By World Israel News Staff
Missouri schools have pulled hundreds of books from their shelves, including Art Spiegelman’s Maus and several other titles on the Holocaust, since the beginning of the school year.
Spiegelman, Margaret Atwood, Neil Gaiman, and Lois Lowry, are among the authors and illustrators who signed an letter of protest published by the free-expression advocacy group PEN America.
The ban in Missouri schools districts represents “a grave threat to the freedom to read and will affect students across the state,” the group said.
PEN America’s director of free expression and education programs Jonathan Friedman said a “climate of fear” was to blame for the ban.
A Missouri state law was recently amended to prohibit “any visual depiction” of a range sexual acts.

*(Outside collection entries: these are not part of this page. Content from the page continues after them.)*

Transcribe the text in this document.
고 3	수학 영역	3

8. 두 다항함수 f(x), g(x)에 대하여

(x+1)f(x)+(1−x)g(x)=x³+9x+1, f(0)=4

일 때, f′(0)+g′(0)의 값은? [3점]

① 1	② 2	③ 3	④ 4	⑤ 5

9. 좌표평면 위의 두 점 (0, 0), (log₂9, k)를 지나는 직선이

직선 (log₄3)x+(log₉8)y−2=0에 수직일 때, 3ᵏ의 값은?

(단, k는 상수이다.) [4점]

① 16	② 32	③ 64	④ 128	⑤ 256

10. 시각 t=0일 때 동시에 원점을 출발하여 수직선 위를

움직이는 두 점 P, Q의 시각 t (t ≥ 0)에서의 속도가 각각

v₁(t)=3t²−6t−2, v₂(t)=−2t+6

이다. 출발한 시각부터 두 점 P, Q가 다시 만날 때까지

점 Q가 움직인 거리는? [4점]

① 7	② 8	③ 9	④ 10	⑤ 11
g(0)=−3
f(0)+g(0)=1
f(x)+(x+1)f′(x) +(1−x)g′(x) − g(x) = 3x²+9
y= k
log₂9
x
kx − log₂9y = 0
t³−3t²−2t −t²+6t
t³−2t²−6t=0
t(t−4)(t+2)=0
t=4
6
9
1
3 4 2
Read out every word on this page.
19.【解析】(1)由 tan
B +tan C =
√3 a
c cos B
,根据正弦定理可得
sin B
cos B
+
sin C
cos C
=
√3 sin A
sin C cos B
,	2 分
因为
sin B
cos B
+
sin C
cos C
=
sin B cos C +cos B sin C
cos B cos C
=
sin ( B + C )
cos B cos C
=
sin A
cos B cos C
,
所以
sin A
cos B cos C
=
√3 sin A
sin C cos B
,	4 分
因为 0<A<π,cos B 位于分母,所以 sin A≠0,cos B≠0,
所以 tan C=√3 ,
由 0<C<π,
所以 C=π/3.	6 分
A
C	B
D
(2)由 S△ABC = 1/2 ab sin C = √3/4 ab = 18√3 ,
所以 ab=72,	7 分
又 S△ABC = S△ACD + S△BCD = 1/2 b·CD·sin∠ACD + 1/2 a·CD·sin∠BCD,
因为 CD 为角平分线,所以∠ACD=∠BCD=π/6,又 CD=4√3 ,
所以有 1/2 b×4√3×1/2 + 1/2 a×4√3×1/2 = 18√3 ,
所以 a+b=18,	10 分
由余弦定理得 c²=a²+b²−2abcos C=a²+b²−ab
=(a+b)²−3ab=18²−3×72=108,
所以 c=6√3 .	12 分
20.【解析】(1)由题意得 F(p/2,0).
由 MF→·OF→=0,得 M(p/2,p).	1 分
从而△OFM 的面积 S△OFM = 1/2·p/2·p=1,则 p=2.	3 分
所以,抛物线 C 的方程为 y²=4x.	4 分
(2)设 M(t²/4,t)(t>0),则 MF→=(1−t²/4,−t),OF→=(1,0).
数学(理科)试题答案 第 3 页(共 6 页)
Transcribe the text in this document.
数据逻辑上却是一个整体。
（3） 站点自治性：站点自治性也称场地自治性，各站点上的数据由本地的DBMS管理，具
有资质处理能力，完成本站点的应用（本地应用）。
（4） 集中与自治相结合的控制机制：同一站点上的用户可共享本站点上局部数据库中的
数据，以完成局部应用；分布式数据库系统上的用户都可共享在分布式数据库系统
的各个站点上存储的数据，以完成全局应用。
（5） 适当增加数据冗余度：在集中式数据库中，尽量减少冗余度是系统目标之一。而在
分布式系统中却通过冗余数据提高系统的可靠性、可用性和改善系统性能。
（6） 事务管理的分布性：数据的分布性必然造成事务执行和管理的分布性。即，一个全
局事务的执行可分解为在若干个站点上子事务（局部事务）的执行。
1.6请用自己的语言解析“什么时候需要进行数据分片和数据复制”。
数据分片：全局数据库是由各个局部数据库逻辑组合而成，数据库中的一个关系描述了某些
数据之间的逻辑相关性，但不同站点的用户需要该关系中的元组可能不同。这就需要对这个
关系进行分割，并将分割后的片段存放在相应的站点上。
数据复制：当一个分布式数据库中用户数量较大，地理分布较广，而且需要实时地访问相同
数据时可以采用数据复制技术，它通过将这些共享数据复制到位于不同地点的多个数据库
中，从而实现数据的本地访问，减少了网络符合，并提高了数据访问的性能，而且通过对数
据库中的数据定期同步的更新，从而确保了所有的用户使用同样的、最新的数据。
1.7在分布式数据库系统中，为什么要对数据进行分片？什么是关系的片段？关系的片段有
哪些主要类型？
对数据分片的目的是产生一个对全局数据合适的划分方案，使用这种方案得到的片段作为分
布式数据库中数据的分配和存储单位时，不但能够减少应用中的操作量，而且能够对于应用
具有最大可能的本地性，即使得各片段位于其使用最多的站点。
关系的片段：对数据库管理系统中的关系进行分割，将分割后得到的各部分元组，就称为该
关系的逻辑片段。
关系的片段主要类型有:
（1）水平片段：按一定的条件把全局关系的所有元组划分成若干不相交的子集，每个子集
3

Graphic novels, Holocaust literature, and a collection of photography by Annie Leibovitz were affected.
Violation of the law can result in jail time for or school officials.
“What could be more fascist than forbidding people from seeing books that teach about the horrors of fascism?” PEN cited Spiegelman as saying.
Along with the Pulitzer Prize-winning Maus, other Holocaust titles for young readers that were pulled include three by Craig Blohm, “Holocaust Camps and Killing Centers,” “Holocaust Rescue and Liberation” and “Holocaust Resistance”; Don Nardo’s “Life in a Nazi Concentration Camp”; “Hitler’s Final Solution” by John Allen; “Apparatus of Death — The Third Reich” by Thomas Flaherty.
Earlier this year, a local Tennessee school board drew an outcry from Jewish groups after Maus was removed from its curriculum.
The school board had cited “nudity” and “inappropriate language” as justification for the ban.
Spiegelman said at the time that he pored over the transcripts of the McMinn County school board meeting where the decision to ban Maus was made and that he did not believe “it’s the dirty words that are really scaring them.”
“At first I thought it was joke…because to complain about these relatively mild words” seemed like a minor detail in a book which recounts genocide, mass imprisonment, and other realities far more disturbing than profanity.
According to Spiegelman, the real reasons the book was banned stem from parents’ unease with the ugly realities of the Holocaust and a resistance to facing the dark and evil side of humanity.
“Even if they say they’re willing to teach the Holocaust, they want a fuzzier, warmer, gentler Holocaust that shows how great the Americans were,” he said.
He noted that the U.S. was reluctant to take measures to stop the extermination of Jews at death camps and that Russia liberated prisoners at Auschwitz, where Speigelman’s father had been incarcerated.
“This is a dangerous world. It’s getting more dangerous. Are you going to try to confront it in a way that’s useful, or hide your head in myths and stories that are heartwarming?” he asked.
The author said he is against censorship in all forms and that forming one’s own opinion based on a diverse array of books is a crucial step towards developing critical-thinking skills.
“Banned books are the books to seek out first,” Spiegelman said. “Keep your nose in a book, and keep other peoples’ noses out of which books you choose to stick your nose into.”